Chris Rea, 1986
Eu vou para
a alta. A primeira coisa em que reparo é na voz. Tem uma voz que faz lembrar um
saco de papel a ser amarrotado, e quando fala comigo não percebo nada do que
diz. Continuamos reunidos num grande grupo de miúdos no meio de um pedaço de
terreno nu, com embalagens do sumo de laranja que nos deram espalhadas por todo
o lado. A mulher inclina-se para a frente e pega-me na mão, e em seguida
puxa-me atrás dela até uma casa que tem uma porta verde. Sigo-a até um quarto
pequeno e abafado. Consigo distinguir duas camas na penumbra, ambas com lençóis
verdes, e uma cadeira verde no meio.
A mulher
abre as portadas; a luz derrama-se pela tijoleira.
- Então cá
estás tu, Leila – murmura ela, voltando-se para mim. – E já uma menina tão
crescida.
...
- Suponho que
não sabes que idade tens? – diz ela.
Sei, pois.
Tenho quase dez anos. Sei a data em que nasci, porque está nos meus registos. 1
de Junho de 1969. A ama Samia disse-me. Todos os outros miúdos festejam os anos
a 1 de Janeiro. Ninguém escreveu nada a respeito do dia em que nasceram, ou se
escreveram perderam os papéis ou atiraram-nos ao rio, porque não queriam festas
de anos. Pelo menos, é o que dizem. Abro a boca para lhe dizer, mas ela já está
outra vez a falar, dizendo que ali vou aprender a ser uma boa rapariga e – com
a graça de Deus – uma boa mulher. Vou ajudá-la com os meus irmãozinhos. Seremos
como uma mãe e filha a sério. A maior parte das mulheres só gosta de rapazes,
mas ela não, diz. Lampejos dourados brilham-lhe dentro da boca quando fala.
Quando acaba
de falar, mira-me de alto a baixo. Estou a usar o vestido cor de laranja que
usei no casamento da Zulima. A ama Souad disse que era a única coisa decente
que eu tinha e que não ia mandar-me com o uniforme da escola, a parecer uma
prisioneira. Foi à mala que eu tinha preparado e tirou quase todas as roupas,
dizendo que só prestavam para fazer trapos e porque é que eu não a lembrara que
precisava de roupas novas? Encontrou a colher de chá no fundo da mala e disse
que ia pô-la na cozinha, onde era o seu lugar, e eu agarrei-a com as duas mãos
e mordi-a. Ela deixou cair a colher ao chão e saiu porta fora, a gritar que eu
lhe tinha arranjado problemas até ao fim, como a minha irmã antes de mim.

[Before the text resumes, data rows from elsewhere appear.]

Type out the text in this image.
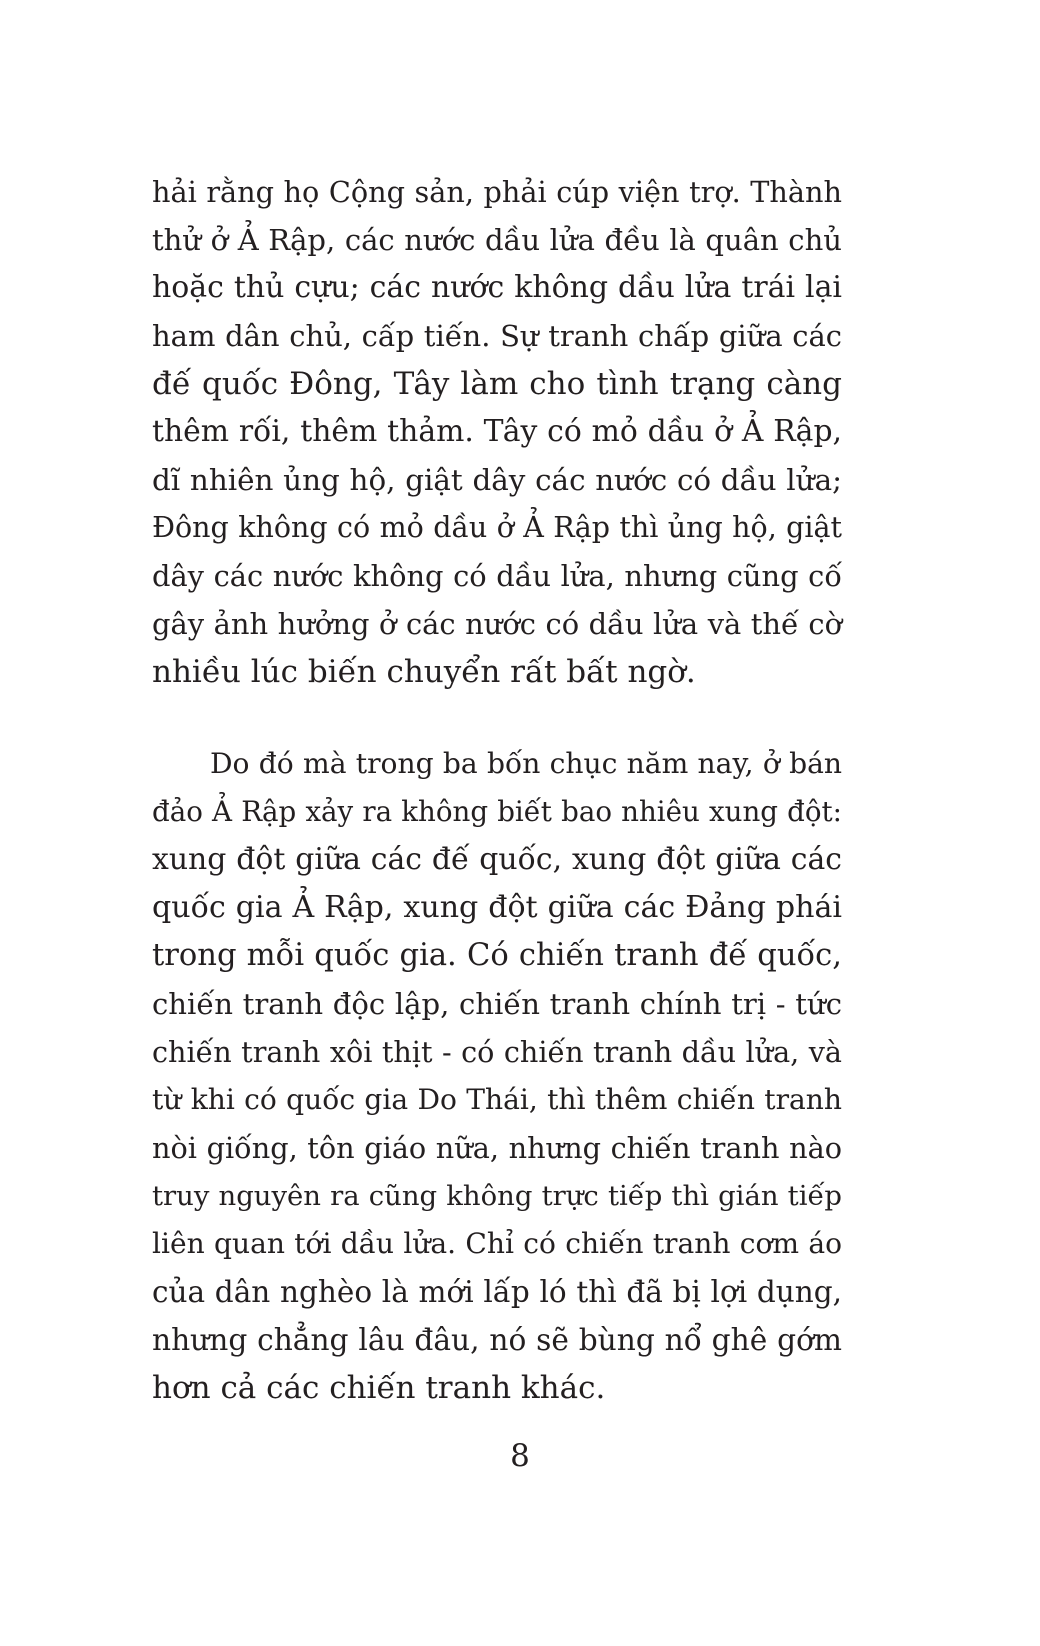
hải rằng họ Cộng sản, phải cúp viện trợ. Thành
thử ở Ả Rập, các nước dầu lửa đều là quân chủ
hoặc thủ cựu; các nước không dầu lửa trái lại
ham dân chủ, cấp tiến. Sự tranh chấp giữa các
đế quốc Đông, Tây làm cho tình trạng càng
thêm rối, thêm thảm. Tây có mỏ dầu ở Ả Rập,
dĩ nhiên ủng hộ, giật dây các nước có dầu lửa;
Đông không có mỏ dầu ở Ả Rập thì ủng hộ, giật
dây các nước không có dầu lửa, nhưng cũng cố
gây ảnh hưởng ở các nước có dầu lửa và thế cờ
nhiều lúc biến chuyển rất bất ngờ.

Do đó mà trong ba bốn chục năm nay, ở bán
đảo Ả Rập xảy ra không biết bao nhiêu xung đột:
xung đột giữa các đế quốc, xung đột giữa các
quốc gia Ả Rập, xung đột giữa các Đảng phái
trong mỗi quốc gia. Có chiến tranh đế quốc,
chiến tranh độc lập, chiến tranh chính trị - tức
chiến tranh xôi thịt - có chiến tranh dầu lửa, và
từ khi có quốc gia Do Thái, thì thêm chiến tranh
nòi giống, tôn giáo nữa, nhưng chiến tranh nào
truy nguyên ra cũng không trực tiếp thì gián tiếp
liên quan tới dầu lửa. Chỉ có chiến tranh cơm áo
của dân nghèo là mới lấp ló thì đã bị lợi dụng,
nhưng chẳng lâu đâu, nó sẽ bùng nổ ghê gớm
hơn cả các chiến tranh khác.

8
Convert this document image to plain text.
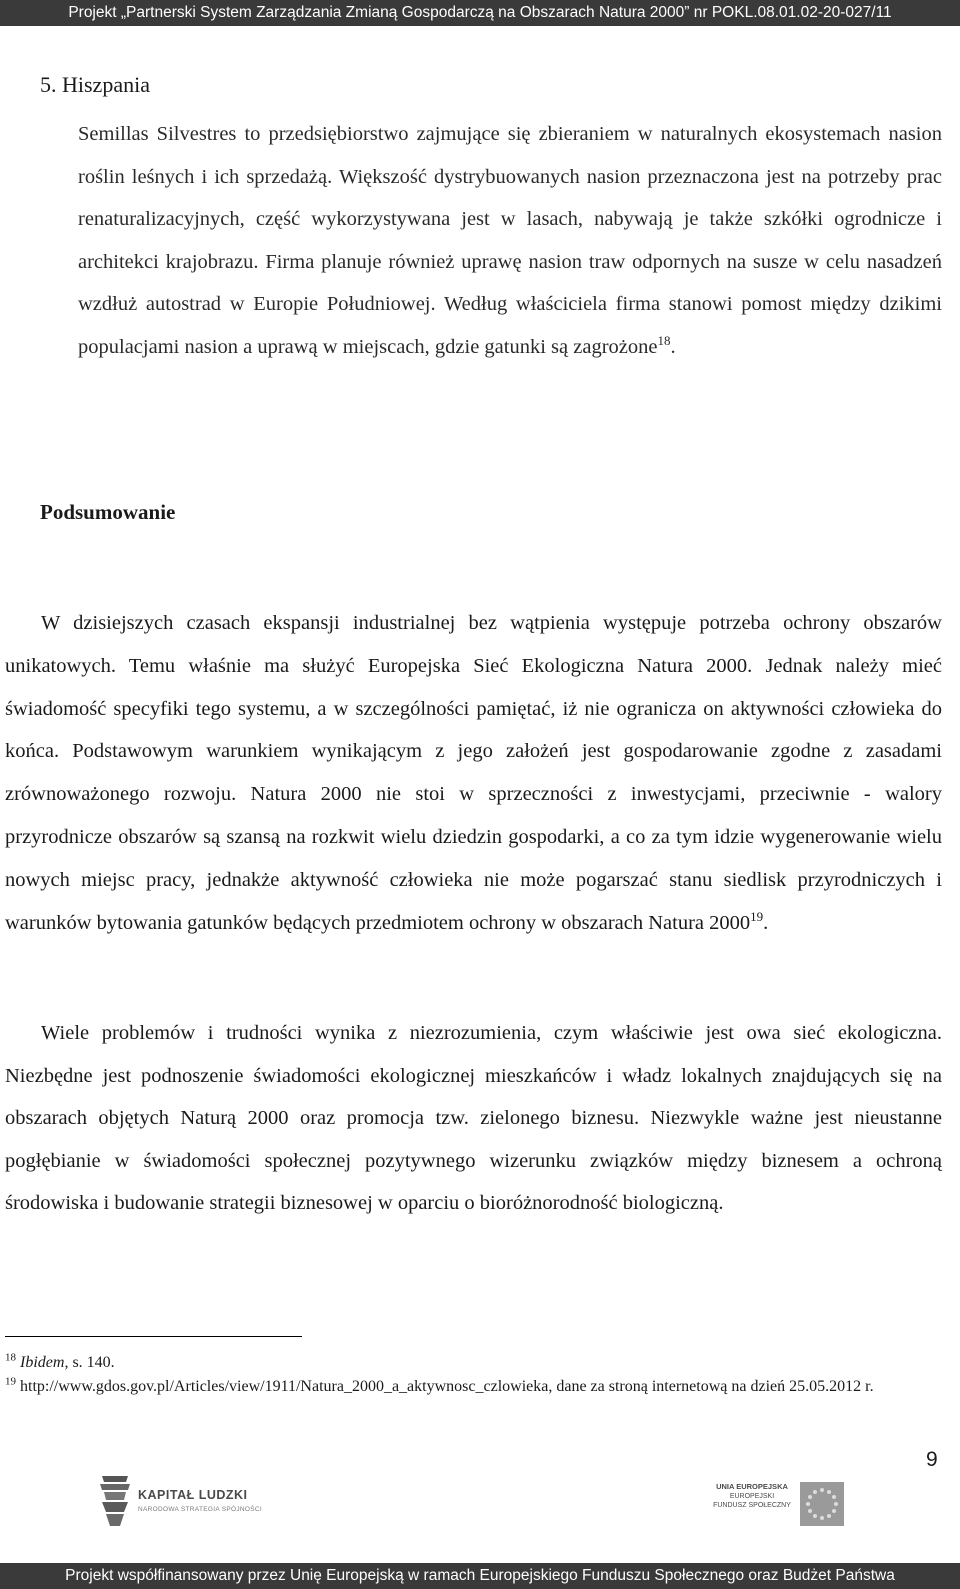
Projekt „Partnerski System Zarządzania Zmianą Gospodarczą na Obszarach Natura 2000” nr POKL.08.01.02-20-027/11
5. Hiszpania

Semillas Silvestres to przedsiębiorstwo zajmujące się zbieraniem w naturalnych ekosystemach nasion roślin leśnych i ich sprzedażą. Większość dystrybuowanych nasion przeznaczona jest na potrzeby prac renaturalizacyjnych, część wykorzystywana jest w lasach, nabywają je także szkółki ogrodnicze i architekci krajobrazu. Firma planuje również uprawę nasion traw odpornych na susze w celu nasadzeń wzdłuż autostrad w Europie Południowej. Według właściciela firma stanowi pomost między dzikimi populacjami nasion a uprawą w miejscach, gdzie gatunki są zagrożone$^{18}$.

Podsumowanie

W dzisiejszych czasach ekspansji industrialnej bez wątpienia występuje potrzeba ochrony obszarów unikatowych. Temu właśnie ma służyć Europejska Sieć Ekologiczna Natura 2000. Jednak należy mieć świadomość specyfiki tego systemu, a w szczególności pamiętać, iż nie ogranicza on aktywności człowieka do końca. Podstawowym warunkiem wynikającym z jego założeń jest gospodarowanie zgodne z zasadami zrównoważonego rozwoju. Natura 2000 nie stoi w sprzeczności z inwestycjami, przeciwnie - walory przyrodnicze obszarów są szansą na rozkwit wielu dziedzin gospodarki, a co za tym idzie wygenerowanie wielu nowych miejsc pracy, jednakże aktywność człowieka nie może pogarszać stanu siedlisk przyrodniczych i warunków bytowania gatunków będących przedmiotem ochrony w obszarach Natura 2000$^{19}$.

Wiele problemów i trudności wynika z niezrozumienia, czym właściwie jest owa sieć ekologiczna. Niezbędne jest podnoszenie świadomości ekologicznej mieszkańców i władz lokalnych znajdujących się na obszarach objętych Naturą 2000 oraz promocja tzw. zielonego biznesu. Niezwykle ważne jest nieustanne pogłębianie w świadomości społecznej pozytywnego wizerunku związków między biznesem a ochroną środowiska i budowanie strategii biznesowej w oparciu o bioróżnorodność biologiczną.

$^{18}$ Ibidem, s. 140.

$^{19}$ http://www.gdos.gov.pl/Articles/view/1911/Natura_2000_a_aktywnosc_czlowieka, dane za stroną internetową na dzień 25.05.2012 r.

9
KAPITAŁ LUDZKI
NARODOWA STRATEGIA SPÓJNOŚCI
UNIA EUROPEJSKA
EUROPEJSKI
FUNDUSZ SPOŁECZNY
Projekt współfinansowany przez Unię Europejską w ramach Europejskiego Funduszu Społecznego oraz Budżet Państwa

Depois disso, a ama Samia entrou e disse que ia ter saudades minhas quase como
se eu fosse sua filha. A Amal estava escondida na casa de banho, a dizer que
não queria ir. E, de repente, a camioneta estava à nossa espera. Não tive tempo
para me despedir como devia ser de Musa, ou do gato branco, ou das limeiras.
O corpete do
vestido aperta-me debaixo dos braços; puxo-o para os joelhos e apercebo-me de
que a minha nova mãe está a falar comigo.
- Vermelho,
meu Deus – dizia, a abanar a cabeça. – Amanhã podes escolher qualquer coisa
mais adequada.
- Não é
vermelho, Miss. É cor de laranja.
- Trata-me
por mamã – sussurra ela. – Sou a tua mamã Luban. Se Deus quiser, hás-de ser
feliz aqui. Deus quer que todas as crianças sejam felizes.
...
A Ekhlas
está na casa Vermelha, com a mamã Miriam. A mamã Miriam está sempre a limpar, a
varrer, a lavar; a Ekhlas tem de ajudá-la e queixa-se de que mal tem tempo para
rezar as suas orações.
Não é nada
como eu esperava que uma aldeia fosse. Há montes de areia e pilhas de tijolos
partidos por todo o lado. Não há árvores. As casas são todas iguais, só com as
portas e as janelas pintadas de cores diferentes. Não há nenhuma loja, e não há
mesquita.
...
Às
sextas-feiras, depois de termos lavado as nossas roupas de manhã e de os
rapazes terem ido à mesquita, podemos brincar.
...
Por vezes, a
mamã Luban deixa-me brincar no quarto dela. Tem duas camas e uma cadeira onde a
esteira de rezar fica muito bem enrolada quando não está a usá-la. No armário,
guarda as contas de rezar em cima de um pequeno monte de tobes* brancos dobrados, com uma lata de doces escondida por baixo.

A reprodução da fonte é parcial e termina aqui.